Overall, the depression rates were 7.53 per 100 mothers and 2.69 per 100 fathers per year. But the rates during the first year after the birth of a child were 13.93 per 100 mothers and 3.56 per 100 fathers.
Sleep, demands and pressure
"These high rates of depression in the postpartum period are not surprising owing to the potential stress associated with the birth of a baby, [for example,] poor parental sleep, the demands made on parents and the change in their responsibilities, and the pressure this could place on the couple's relationship," wrote Shreya Dave, of the Medical Research Council in London, and colleagues.
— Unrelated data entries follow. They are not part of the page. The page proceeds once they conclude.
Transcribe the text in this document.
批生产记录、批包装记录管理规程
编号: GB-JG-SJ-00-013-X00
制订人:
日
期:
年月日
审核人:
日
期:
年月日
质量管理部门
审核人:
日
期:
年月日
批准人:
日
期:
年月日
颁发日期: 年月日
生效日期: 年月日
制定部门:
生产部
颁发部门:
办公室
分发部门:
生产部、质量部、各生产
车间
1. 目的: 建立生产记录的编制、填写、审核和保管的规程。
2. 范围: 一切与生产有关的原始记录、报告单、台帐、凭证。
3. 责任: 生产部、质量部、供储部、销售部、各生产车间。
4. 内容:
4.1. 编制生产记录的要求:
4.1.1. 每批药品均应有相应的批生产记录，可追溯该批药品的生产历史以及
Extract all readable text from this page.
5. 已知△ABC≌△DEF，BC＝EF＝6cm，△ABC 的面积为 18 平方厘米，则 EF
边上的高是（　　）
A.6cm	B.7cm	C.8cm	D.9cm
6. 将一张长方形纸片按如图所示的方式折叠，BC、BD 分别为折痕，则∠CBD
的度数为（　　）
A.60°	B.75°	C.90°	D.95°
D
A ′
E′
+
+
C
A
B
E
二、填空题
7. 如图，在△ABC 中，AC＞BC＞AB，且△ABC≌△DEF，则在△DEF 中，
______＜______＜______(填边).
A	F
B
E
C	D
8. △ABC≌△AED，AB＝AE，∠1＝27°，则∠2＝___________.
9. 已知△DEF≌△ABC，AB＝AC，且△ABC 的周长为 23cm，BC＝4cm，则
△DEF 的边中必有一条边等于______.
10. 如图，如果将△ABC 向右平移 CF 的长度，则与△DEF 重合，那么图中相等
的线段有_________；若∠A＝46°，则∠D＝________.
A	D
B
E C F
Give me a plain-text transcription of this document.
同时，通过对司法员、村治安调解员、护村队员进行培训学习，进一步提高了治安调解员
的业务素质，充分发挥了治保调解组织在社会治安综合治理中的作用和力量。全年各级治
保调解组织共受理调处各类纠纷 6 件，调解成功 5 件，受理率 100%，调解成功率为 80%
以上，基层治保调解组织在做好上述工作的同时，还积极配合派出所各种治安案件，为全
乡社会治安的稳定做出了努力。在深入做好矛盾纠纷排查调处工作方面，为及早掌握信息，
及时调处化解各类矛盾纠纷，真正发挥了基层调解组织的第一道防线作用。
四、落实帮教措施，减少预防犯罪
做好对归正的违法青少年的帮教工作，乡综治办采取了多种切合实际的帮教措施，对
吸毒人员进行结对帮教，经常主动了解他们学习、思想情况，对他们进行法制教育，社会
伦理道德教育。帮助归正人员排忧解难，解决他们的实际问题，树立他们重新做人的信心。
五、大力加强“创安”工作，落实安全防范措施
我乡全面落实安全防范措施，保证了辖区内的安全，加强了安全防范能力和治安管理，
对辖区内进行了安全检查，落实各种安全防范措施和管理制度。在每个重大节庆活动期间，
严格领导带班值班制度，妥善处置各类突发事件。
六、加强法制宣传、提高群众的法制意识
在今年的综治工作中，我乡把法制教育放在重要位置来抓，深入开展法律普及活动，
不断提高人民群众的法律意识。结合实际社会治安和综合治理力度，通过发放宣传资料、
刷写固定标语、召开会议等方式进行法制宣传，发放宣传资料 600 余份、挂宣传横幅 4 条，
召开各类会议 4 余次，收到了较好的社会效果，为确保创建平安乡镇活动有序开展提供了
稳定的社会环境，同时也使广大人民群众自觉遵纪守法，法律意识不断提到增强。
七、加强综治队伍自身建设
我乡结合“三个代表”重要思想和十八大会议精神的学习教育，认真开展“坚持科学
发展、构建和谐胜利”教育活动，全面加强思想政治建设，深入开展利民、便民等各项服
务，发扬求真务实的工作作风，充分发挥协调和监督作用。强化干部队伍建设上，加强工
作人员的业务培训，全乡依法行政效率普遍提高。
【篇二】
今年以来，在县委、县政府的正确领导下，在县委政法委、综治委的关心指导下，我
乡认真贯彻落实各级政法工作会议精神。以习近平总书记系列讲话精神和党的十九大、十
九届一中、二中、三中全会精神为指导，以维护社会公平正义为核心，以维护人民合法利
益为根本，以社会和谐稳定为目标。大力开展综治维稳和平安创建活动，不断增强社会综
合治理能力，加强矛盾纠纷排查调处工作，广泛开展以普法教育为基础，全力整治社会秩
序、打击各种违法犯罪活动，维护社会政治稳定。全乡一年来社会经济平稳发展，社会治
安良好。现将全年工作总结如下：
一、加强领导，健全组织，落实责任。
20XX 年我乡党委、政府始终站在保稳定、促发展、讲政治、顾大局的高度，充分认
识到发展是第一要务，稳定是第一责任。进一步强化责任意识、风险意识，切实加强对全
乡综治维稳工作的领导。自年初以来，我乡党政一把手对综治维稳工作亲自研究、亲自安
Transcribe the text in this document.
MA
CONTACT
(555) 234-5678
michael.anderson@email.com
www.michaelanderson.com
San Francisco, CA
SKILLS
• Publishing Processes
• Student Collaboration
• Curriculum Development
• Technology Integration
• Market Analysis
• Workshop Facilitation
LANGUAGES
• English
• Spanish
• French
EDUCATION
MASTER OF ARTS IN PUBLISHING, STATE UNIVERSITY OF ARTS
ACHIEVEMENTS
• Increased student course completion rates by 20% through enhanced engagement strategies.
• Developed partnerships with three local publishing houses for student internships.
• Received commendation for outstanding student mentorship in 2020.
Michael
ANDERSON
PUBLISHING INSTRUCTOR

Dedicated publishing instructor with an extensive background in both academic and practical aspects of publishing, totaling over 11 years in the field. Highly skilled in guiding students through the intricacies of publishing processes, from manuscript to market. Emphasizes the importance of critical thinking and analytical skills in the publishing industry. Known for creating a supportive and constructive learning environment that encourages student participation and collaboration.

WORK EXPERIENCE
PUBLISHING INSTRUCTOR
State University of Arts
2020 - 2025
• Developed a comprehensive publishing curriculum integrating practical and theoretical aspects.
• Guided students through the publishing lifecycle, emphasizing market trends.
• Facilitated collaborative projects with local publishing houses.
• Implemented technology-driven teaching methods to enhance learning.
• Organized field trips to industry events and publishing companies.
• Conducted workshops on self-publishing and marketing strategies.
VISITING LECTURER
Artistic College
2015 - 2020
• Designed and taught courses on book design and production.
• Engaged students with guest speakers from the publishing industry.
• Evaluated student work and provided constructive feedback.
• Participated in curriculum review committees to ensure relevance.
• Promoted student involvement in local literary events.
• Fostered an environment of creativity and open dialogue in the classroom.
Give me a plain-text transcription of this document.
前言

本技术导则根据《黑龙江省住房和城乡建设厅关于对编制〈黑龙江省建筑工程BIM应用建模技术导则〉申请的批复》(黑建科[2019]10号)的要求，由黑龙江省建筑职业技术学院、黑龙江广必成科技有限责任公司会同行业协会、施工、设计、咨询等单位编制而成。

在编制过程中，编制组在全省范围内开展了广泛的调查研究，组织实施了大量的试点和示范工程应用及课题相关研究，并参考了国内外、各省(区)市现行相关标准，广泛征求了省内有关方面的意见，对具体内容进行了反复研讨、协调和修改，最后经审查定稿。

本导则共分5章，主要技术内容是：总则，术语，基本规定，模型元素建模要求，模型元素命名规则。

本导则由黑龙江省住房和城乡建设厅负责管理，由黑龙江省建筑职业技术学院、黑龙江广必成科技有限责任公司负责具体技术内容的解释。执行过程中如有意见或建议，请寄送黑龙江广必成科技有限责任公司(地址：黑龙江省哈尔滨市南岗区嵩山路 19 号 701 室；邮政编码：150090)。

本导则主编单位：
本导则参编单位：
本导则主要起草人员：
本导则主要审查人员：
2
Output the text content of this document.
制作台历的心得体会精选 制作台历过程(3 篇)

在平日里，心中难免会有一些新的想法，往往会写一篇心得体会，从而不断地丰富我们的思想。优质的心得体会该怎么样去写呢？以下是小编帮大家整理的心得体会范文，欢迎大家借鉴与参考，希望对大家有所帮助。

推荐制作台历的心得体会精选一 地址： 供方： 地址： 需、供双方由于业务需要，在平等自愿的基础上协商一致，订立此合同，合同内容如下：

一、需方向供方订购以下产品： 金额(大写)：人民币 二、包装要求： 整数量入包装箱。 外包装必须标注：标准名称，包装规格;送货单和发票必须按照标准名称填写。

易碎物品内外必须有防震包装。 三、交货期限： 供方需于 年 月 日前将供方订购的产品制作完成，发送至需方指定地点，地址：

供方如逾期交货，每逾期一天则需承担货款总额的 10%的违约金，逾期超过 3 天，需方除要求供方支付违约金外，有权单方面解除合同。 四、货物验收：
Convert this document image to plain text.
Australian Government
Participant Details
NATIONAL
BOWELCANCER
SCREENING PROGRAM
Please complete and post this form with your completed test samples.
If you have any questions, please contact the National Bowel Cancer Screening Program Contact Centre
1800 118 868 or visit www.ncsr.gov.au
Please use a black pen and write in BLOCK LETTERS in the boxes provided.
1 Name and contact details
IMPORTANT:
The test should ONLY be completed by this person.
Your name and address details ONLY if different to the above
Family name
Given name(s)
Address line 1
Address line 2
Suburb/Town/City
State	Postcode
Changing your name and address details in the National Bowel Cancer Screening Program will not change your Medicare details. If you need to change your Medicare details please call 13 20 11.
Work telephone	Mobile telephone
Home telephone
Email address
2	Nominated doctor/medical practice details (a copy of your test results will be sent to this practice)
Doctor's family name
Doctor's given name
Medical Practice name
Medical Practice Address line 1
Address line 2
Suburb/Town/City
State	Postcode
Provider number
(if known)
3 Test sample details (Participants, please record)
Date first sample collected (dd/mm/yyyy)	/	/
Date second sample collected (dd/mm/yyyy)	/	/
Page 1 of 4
Depression was most likely to occur in parents with a history of depression, those who were aged 15 to 24 when their child was born, and those who were more socially deprived, according to the report, which was released online in advance of publication in the November print issue of the journal Archives of Pediatrics & Adolescent Medicine.
"There is a well-established link between depression and social and economic deprivation both in the general population and among parents. This finding may reflect the stresses of poverty, unemployment, low employment grade and lower social support among people of lower socioeconomic status," the researchers concluded.
In addition, "younger parents may be less prepared for parenthood with more unplanned pregnancies, and may be less able to deal with the stresses of parenthood compared with older parents," Dave and colleagues wrote.